When death knocks on your door

It's often said that capsuleers don't like to get their hands dirty. Or at least not physically dirty. In fact, apparently, most spend little time outside of their pods, even less interacting with baseliners. If you could call this, 'interacting.' I guess I was the exception. I liked getting dirty, doing things myself. It made me feel... connected. Like the effort I was putting in wasn't wasted. I leaned back in focused at the task at hand.

My knife was performing admirably. Cutting, no, that implied more effort than I was expending. Slipping was much more fitting. Slipping between the thin layer of skin, and that of the muscle and fat. Who knew those hunting trips down on the surface of Pator all those years ago would teach me such valuable skills? Or that this knife would remain sharp after so many cuts?

Fresh blood welled on parts of the exposed muscle, providing a slight, sweat like sheen. Severed nerve endings must be pumping an overload of sensation back to their host, speaking of... I looked back up at his face.

My eyes met his, just then a nearly inaudible, but imploring, groan left his lips. He had long since screamed himself functionally mute, but the drugs I had pumping through his system kept him awake enough to feel everything. His breaths pushed small drips of blood from his mouth, his tongue swollen now, pressing against his ragged teeth.

I went back to work on his body, a bit impressed he had lasted this long, but not impressed by his other failings. 'He' was the captain of a merchant ship in Amarr space, 'he' had operated for me in the Sasen Constellation. 'He' wasn't a capsuleer or this torture would have been largely irrelevant, but 'he' HAD committed a cardinal sin.

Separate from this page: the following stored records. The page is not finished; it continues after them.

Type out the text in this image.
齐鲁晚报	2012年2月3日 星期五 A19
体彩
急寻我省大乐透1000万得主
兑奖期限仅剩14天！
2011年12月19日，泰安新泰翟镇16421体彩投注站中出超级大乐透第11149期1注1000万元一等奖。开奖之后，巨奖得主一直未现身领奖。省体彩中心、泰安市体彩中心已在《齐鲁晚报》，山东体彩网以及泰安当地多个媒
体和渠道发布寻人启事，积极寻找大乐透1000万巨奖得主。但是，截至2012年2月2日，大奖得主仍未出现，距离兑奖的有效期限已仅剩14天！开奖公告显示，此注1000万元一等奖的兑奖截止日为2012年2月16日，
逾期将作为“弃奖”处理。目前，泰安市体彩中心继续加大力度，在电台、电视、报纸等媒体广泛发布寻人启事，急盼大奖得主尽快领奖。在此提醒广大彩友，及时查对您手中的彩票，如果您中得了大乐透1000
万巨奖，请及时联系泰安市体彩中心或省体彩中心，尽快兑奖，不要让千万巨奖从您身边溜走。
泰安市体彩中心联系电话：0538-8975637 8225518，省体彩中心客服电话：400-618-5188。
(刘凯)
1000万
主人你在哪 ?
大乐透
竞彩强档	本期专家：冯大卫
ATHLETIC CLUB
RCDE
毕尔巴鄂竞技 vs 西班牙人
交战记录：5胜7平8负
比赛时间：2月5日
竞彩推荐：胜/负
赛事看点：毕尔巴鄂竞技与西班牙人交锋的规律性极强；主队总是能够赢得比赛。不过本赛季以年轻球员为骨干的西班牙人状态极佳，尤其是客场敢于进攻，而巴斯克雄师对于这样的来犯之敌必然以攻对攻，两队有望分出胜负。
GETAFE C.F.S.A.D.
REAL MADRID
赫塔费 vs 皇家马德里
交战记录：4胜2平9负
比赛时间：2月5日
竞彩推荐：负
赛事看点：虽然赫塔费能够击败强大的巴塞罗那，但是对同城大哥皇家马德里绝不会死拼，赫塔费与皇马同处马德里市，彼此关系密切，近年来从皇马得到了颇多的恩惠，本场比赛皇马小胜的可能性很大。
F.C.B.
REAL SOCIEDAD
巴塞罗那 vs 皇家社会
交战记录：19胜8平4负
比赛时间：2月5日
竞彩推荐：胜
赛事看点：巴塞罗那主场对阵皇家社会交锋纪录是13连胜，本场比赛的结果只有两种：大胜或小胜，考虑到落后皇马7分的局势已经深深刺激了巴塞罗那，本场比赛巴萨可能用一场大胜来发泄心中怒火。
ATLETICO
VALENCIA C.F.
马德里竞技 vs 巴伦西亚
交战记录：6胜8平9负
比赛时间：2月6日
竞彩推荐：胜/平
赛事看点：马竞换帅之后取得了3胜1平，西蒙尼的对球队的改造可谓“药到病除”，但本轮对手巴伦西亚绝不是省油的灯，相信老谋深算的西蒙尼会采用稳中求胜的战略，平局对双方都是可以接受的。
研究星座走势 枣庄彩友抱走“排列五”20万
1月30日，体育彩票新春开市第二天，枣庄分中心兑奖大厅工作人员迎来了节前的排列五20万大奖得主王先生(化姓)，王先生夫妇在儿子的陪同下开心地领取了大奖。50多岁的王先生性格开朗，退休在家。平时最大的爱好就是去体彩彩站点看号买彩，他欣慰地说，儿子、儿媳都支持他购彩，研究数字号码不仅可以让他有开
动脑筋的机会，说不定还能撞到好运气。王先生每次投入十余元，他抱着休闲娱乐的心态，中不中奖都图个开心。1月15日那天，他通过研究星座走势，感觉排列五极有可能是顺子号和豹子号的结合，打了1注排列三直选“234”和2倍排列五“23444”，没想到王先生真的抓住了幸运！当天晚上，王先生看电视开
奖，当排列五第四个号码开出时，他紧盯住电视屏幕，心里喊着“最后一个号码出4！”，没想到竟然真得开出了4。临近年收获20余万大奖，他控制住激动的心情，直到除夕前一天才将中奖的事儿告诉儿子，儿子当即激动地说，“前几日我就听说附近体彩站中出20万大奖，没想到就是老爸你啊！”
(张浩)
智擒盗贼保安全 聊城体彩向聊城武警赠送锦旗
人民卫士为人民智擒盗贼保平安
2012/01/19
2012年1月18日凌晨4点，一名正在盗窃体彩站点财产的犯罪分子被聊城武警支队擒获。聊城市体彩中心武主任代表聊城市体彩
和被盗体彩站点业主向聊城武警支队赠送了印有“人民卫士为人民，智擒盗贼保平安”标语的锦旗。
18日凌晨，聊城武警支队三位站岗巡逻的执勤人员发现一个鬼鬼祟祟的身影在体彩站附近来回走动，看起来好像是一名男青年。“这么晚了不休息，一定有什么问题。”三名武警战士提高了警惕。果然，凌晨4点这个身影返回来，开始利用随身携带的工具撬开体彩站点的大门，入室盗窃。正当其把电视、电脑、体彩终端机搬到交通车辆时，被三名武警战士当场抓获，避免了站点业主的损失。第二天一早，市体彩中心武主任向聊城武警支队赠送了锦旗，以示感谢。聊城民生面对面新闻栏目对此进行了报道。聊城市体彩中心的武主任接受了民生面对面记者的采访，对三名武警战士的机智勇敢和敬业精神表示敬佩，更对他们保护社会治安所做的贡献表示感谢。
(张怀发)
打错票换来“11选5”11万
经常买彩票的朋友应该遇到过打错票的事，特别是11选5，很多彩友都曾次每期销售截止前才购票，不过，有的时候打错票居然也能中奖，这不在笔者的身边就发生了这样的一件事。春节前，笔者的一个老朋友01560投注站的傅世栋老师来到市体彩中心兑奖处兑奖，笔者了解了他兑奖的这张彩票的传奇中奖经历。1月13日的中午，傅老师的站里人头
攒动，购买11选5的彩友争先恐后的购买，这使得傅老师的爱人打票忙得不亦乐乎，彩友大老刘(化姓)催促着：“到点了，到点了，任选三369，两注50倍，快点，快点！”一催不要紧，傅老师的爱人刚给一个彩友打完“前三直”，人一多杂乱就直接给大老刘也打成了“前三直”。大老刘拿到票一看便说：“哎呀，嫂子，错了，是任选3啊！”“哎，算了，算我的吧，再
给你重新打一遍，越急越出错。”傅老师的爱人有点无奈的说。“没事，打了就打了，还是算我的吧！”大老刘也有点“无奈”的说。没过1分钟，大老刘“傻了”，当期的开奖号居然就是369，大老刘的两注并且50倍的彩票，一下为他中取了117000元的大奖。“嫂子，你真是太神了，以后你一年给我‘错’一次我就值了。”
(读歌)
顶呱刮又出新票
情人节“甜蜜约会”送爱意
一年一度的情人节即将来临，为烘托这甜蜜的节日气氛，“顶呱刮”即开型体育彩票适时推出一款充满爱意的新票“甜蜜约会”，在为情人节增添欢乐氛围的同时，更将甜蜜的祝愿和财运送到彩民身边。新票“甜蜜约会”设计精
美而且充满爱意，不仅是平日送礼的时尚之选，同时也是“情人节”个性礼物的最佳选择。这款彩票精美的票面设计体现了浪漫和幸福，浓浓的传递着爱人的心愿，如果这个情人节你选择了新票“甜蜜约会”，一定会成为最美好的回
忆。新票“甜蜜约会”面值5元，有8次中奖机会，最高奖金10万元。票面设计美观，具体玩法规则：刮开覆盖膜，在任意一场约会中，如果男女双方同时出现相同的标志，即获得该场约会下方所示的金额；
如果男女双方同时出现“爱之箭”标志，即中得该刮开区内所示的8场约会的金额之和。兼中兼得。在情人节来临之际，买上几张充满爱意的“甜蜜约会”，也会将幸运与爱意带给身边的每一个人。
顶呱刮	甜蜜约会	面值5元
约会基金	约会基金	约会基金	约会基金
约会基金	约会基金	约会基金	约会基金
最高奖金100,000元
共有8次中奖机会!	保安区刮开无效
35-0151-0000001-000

It wasn't every simple, a while back, perhaps a year or more ago, he started working for someone else before leaving my employ. Trying to double down on profits I suppose. His mistake was working with the very people I was having him spy on. Some Angel Cartel slavers, the very people I was using him to keep an eye on. Sometimes watching Angels was easier when you weren't doing so from a pod. Compounding that mistake, he had gotten caught by the otherwise inept Amarr customs navy, loaded down with small arms I was supplying certain cells on certain planets with, and a contraband load of slaves.

I didn't blame him for singing like a bird to the local authorities after his capture, singing a sweet deal indeed. I suppose he didn't think he would ever be found again, or he just hoped he would not. His real sin was singing a tune that revealed a well placed cell of anarchists. Endangering several more I had set in place years ago. Most of their number had been captured and lost to the Amarr system, likely never to be seen again.

It had taken a bit of asking around, sometimes more aggressively than others, but eventually Jasper, now in attendance, had been uncovered. Hours ago I watched the surprise cross his face, when he stepped out into his kitchen, surprised to find the Amarr guards, gone.

His face had gone from surprise to fear fairly quickly when I stepped towards him, probably some lingering childhood fears about a Bhaalgorn. I could almost detect a moment of relief when he saw my face in the deep hood and not that of a demon. His relief was short lived, I suppose, but it had been there all the same.

Now it was all winding down. I had some information I hadn't really asked for that had made this little trip more profitable than I expected. I'd anonymously tip the footage to some news outlets, maybe the local police. I hadn't looked at the feed since I started. Nor would I as I left. My face would not show, a small holographic inlay would present a black hole on the footage where my face would have been.

I barely heard him speak, his raspy voice still somehow triumphant, but it was as if the words he said locked my body in place while kicking my mind kicked into overdrive.

"Layette Friary."

It was a name, one I had been avoiding since an incident near a year and a half ago. I was never able to get any information about that name from the assassin who had muttered it with his dying breath. I had changed operational locations because of that name. Changed contacts, not to mention burned still more contacts and operatives in an attempt to kill a man. THAT little fiasco had led to me seeing my sister through a sniper's scope at the same time I saw the man I had until then, been determined to kill, and their child.

I looked up again, but a small, bloody smile was all that greeted me. Jasper, was gone. Rage boiled up inside me, much deeper rage than the loss of a cell, no matter how well placed. I wanted to drive my fist through Jasper's chest, to stomp in impotent fury, assault his body with my knife, or better yet my bare hands, instead I stood there a moment, feeling defeat wash over me, a stark contrast to Jasper, who's skin was hanging off his body like stretched red rags.